As if atoning for the war-mongering and racism of The Patriot, big-'B' director Roland Emmerich goes green with The Day After Tomorrow. Perhaps representing some hopefully prescient, pre-emptive zeitgeist change, it's a fun, humane and (believe it or not) upbeat movie needed relief from this spring's glut of blackhearted revenge fantasies like The Punisher and Man on Fire.
It's also not surprising that the GOP attack machine assailed the film sight unseen for weeks before its release. Amid superior CGI scenes of Los Angeles and New York City ravaged by tornadoes, tsunamis and worse, Emmerich offers an America dependent upon Third World generosity. Cheney and Bush surrogates played by Perry King and Kenneth Welsh come off as a rapacious demagogue and a bland dullard, respectively; they're the butt of the film's best jokes. And rationality trumps the evangelista: A proud New York atheist saves a Bible because it represents the first example of printed language.
Dennis Quaid, looking fit and up to the task of mouthing some clunky, pseudo-scientific expository dialogue, plays Jack, a paleo-climatologist who discovers that the ice caps are melting. Jack argues to an international committee that this ominous business could augur a new Ice Age caused by overconsumption of natural resources and poor waste disposal. The reasonable and predominantly Arabic committee agrees; the American VP huffs that climate change is a bunch of hooey, and even if it did exist, dealing with it would be bad for the economy.
Before you can say "Kyoto Protocols," New Delhi is buried by snowstorms, monster hail pummels Japan and tornadoes lay waste to Los Angeles. Special destructive attention is lavished on a wind-shredded Hollywood sign and an obnoxious FOX-TV reporter splattered by a flying billboard.
As the President struggles to understand the situation finally begging his VP for guidance a Godzilla-size tsunami engulfs Manhattan, where Jack's son, Sam (Jake Gyllenhaal), is attending a scholarship competition.
Things get surreal fast. Up Fifth Avenue floats an abandoned oil tanker filled with wild wolves escaped from the Bronx Zoo. The new Ice Age hits and the tanker freezes at the midtown Public Library, where Sam, his love interest (Emmy Rossum) and a few others hide and burn the tax code for warmth. Meanwhile, in the film's weakest bits, Jack travels across the new frozen tundra of Pennsylvania to somehow rescue his son, while his doctor ex-wife (Sela Ward) tries to save a cancer-riddled tot.

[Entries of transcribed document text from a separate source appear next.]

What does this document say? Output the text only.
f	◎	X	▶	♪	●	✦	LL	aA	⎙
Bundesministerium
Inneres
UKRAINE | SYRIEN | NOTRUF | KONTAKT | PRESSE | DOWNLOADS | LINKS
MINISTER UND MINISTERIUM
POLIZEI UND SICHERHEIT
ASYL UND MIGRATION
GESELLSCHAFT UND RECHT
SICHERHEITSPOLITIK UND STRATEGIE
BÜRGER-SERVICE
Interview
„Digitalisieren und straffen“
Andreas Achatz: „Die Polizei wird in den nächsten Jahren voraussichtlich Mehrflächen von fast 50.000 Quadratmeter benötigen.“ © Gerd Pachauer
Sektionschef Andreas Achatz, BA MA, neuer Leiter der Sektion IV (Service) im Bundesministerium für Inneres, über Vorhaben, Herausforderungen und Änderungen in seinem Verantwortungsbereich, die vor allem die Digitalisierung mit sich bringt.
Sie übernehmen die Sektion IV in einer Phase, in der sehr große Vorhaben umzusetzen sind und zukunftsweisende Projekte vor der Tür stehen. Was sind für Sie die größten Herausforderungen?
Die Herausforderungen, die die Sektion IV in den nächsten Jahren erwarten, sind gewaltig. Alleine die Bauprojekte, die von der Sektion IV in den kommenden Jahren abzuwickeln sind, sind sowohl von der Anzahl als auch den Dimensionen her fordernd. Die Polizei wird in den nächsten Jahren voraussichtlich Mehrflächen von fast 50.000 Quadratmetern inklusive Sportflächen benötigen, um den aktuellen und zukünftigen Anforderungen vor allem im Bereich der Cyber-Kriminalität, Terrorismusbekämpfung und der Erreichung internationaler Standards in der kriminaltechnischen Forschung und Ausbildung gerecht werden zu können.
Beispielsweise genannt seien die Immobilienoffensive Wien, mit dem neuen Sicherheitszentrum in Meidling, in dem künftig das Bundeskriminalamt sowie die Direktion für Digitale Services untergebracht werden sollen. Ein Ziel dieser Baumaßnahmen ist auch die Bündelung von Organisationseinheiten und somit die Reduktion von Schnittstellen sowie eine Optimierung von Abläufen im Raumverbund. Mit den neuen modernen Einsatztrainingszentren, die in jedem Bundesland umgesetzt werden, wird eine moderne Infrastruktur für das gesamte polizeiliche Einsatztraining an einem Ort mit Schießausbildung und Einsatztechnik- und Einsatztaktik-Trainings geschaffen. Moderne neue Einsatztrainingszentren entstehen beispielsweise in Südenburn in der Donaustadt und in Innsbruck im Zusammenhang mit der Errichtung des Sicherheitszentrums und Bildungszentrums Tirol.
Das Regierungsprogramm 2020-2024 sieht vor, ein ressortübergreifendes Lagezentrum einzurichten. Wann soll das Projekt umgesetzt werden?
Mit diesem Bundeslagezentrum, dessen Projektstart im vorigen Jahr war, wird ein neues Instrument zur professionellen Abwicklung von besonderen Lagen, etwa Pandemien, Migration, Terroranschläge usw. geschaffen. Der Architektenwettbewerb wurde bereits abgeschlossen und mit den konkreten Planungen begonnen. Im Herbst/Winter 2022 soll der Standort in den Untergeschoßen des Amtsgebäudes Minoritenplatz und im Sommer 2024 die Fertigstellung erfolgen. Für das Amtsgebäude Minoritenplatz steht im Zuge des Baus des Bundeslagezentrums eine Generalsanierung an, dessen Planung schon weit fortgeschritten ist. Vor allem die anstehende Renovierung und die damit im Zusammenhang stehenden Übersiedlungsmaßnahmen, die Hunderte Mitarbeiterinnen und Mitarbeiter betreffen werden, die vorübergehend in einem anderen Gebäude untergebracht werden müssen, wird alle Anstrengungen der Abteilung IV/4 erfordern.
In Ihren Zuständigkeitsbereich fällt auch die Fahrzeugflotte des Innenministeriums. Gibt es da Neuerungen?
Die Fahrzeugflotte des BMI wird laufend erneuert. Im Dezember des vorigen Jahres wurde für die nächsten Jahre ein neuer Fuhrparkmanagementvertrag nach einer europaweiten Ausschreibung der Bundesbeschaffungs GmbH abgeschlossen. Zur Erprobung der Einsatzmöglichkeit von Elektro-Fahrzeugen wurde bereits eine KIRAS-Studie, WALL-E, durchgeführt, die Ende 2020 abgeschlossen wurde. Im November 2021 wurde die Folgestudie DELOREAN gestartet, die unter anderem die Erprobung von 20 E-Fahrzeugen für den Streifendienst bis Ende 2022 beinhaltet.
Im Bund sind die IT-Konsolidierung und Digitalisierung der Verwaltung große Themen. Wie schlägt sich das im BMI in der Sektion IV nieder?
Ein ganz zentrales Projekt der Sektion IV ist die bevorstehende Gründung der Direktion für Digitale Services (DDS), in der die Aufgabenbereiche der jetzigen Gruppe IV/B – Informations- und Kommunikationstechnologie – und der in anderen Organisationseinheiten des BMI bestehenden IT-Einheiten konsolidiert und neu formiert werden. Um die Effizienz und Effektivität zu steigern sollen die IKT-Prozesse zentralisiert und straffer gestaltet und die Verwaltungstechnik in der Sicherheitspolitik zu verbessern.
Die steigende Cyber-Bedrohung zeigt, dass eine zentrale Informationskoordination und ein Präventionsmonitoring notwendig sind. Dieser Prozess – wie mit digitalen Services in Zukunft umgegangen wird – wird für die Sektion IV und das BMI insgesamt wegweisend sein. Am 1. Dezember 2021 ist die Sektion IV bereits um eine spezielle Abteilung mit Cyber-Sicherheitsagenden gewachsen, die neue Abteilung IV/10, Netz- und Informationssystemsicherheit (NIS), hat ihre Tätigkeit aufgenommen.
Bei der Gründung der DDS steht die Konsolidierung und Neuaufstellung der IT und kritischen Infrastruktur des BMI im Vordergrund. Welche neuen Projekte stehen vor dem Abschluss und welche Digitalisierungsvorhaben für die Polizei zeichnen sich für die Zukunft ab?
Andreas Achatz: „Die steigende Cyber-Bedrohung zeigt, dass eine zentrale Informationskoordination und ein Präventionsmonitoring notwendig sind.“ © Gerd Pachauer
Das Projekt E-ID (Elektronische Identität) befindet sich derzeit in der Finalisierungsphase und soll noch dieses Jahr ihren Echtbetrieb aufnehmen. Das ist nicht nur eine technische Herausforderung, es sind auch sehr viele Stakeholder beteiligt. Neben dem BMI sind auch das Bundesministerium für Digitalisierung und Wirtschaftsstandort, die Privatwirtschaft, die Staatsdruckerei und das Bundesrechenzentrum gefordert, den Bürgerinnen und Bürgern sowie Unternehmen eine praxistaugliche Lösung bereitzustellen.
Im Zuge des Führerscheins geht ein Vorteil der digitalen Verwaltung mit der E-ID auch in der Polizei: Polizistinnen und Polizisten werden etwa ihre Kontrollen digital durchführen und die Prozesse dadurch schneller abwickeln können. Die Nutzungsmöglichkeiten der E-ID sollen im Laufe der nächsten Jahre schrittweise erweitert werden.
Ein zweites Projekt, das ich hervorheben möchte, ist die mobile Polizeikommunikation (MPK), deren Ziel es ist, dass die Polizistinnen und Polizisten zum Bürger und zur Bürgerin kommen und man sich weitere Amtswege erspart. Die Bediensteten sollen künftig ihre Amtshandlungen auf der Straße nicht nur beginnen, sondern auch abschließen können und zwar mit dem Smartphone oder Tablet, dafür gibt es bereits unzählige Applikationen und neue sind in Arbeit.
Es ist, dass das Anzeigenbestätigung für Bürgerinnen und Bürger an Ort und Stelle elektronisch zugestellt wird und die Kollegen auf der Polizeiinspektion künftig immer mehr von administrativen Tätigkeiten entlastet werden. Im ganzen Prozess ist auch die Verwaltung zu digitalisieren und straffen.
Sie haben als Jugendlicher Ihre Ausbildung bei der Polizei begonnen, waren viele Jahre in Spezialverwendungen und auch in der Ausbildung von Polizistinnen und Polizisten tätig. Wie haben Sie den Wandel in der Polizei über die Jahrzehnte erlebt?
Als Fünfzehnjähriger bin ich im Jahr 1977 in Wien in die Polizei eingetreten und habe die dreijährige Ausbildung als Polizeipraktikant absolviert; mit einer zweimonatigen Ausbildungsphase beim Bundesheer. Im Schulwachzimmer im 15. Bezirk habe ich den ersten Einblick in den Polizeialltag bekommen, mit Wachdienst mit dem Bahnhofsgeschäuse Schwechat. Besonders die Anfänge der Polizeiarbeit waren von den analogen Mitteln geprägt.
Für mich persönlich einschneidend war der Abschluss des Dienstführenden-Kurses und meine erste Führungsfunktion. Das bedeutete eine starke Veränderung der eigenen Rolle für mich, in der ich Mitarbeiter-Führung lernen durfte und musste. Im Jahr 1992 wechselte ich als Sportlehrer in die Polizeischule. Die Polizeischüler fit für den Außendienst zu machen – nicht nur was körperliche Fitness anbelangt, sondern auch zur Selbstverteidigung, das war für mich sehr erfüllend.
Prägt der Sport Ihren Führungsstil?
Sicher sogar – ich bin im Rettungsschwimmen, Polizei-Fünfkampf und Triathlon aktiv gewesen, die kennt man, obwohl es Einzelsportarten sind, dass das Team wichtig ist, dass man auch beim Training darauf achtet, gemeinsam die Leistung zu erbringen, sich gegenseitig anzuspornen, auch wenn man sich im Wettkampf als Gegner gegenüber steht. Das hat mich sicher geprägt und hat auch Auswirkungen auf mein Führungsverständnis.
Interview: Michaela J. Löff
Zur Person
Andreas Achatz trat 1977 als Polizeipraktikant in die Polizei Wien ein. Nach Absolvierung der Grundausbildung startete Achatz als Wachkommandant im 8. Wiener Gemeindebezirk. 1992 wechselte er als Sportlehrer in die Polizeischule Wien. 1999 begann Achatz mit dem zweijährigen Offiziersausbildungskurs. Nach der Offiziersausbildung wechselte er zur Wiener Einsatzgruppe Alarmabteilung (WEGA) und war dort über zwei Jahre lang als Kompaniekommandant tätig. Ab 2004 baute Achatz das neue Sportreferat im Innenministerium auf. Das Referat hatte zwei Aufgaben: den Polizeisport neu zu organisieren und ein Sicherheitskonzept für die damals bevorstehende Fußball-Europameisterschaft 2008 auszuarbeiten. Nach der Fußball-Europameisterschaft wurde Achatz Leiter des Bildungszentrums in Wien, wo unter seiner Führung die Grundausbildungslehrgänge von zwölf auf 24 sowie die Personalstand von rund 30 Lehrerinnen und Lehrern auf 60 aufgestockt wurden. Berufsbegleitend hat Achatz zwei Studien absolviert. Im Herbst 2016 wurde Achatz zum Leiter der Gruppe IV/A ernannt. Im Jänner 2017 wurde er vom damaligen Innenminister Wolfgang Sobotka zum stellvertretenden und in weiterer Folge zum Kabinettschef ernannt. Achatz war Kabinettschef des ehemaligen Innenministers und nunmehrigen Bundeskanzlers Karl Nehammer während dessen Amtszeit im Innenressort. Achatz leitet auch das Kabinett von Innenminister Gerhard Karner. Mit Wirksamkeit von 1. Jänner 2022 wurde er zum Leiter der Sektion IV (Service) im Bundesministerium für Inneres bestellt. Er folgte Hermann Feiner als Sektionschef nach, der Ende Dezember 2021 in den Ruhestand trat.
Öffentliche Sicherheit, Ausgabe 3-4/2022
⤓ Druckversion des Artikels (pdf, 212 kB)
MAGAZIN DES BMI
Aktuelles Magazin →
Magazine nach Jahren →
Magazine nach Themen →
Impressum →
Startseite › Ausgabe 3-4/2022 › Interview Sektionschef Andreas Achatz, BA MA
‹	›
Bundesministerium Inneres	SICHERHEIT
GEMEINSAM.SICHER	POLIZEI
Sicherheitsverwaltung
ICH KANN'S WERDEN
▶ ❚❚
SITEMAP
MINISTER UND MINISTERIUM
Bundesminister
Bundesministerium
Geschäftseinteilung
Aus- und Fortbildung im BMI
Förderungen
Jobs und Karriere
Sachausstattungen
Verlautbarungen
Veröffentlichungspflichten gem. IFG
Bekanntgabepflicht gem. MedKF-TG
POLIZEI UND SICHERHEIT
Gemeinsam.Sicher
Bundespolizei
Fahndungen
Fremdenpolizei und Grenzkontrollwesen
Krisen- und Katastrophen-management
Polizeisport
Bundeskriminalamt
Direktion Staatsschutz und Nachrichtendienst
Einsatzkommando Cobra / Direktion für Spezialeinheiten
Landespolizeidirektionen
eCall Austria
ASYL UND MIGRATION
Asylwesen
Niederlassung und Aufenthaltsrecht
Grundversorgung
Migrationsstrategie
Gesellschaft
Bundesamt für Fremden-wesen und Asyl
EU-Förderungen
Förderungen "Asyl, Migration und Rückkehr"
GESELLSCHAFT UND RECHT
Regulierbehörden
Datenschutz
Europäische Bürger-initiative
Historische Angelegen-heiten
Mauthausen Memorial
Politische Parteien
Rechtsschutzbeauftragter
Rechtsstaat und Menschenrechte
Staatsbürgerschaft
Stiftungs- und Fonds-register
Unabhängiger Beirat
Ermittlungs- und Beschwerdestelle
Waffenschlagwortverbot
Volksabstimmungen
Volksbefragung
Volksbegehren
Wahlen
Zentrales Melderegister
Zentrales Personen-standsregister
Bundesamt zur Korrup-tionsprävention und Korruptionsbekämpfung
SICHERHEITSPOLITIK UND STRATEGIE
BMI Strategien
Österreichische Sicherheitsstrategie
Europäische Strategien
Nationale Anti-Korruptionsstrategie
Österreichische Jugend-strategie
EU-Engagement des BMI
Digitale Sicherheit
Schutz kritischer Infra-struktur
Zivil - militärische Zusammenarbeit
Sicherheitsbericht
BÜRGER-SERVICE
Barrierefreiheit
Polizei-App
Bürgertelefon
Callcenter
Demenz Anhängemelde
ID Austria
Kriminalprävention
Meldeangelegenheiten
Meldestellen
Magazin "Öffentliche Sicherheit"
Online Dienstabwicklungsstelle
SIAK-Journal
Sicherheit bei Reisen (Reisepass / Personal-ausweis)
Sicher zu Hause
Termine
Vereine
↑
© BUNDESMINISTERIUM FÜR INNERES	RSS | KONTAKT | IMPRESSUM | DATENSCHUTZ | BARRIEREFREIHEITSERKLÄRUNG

Emmerich and co-screenwriter Jeffrey Nachmanoff riff obsessively on Bush-era nastiness while finessing some tasty bits of ironic blowback. Distracted, Jack stiffs a turban-wearing cab driver; he then rifles guiltily through his pockets for change. As in real life, the President tries to run away from the disaster. In this case, however, he pays a serious price for his cowardice. As the ice creeps ever southward, the desperate remains of the northern-United States population cross the border into Mexico, begging for asylum.
Behind the leftie postulations lies good, clean disaster-movie fun. Just when you're wondering where the survivors of New York went, Emmerich supplies a doozy of an answer. After the sloppy amusements of Independence Day and Stargate, his pulp aesthetic finally transcends itself, delivering a distillation of post-Sept. 11 wish fulfillment that sidles right up to the poetic.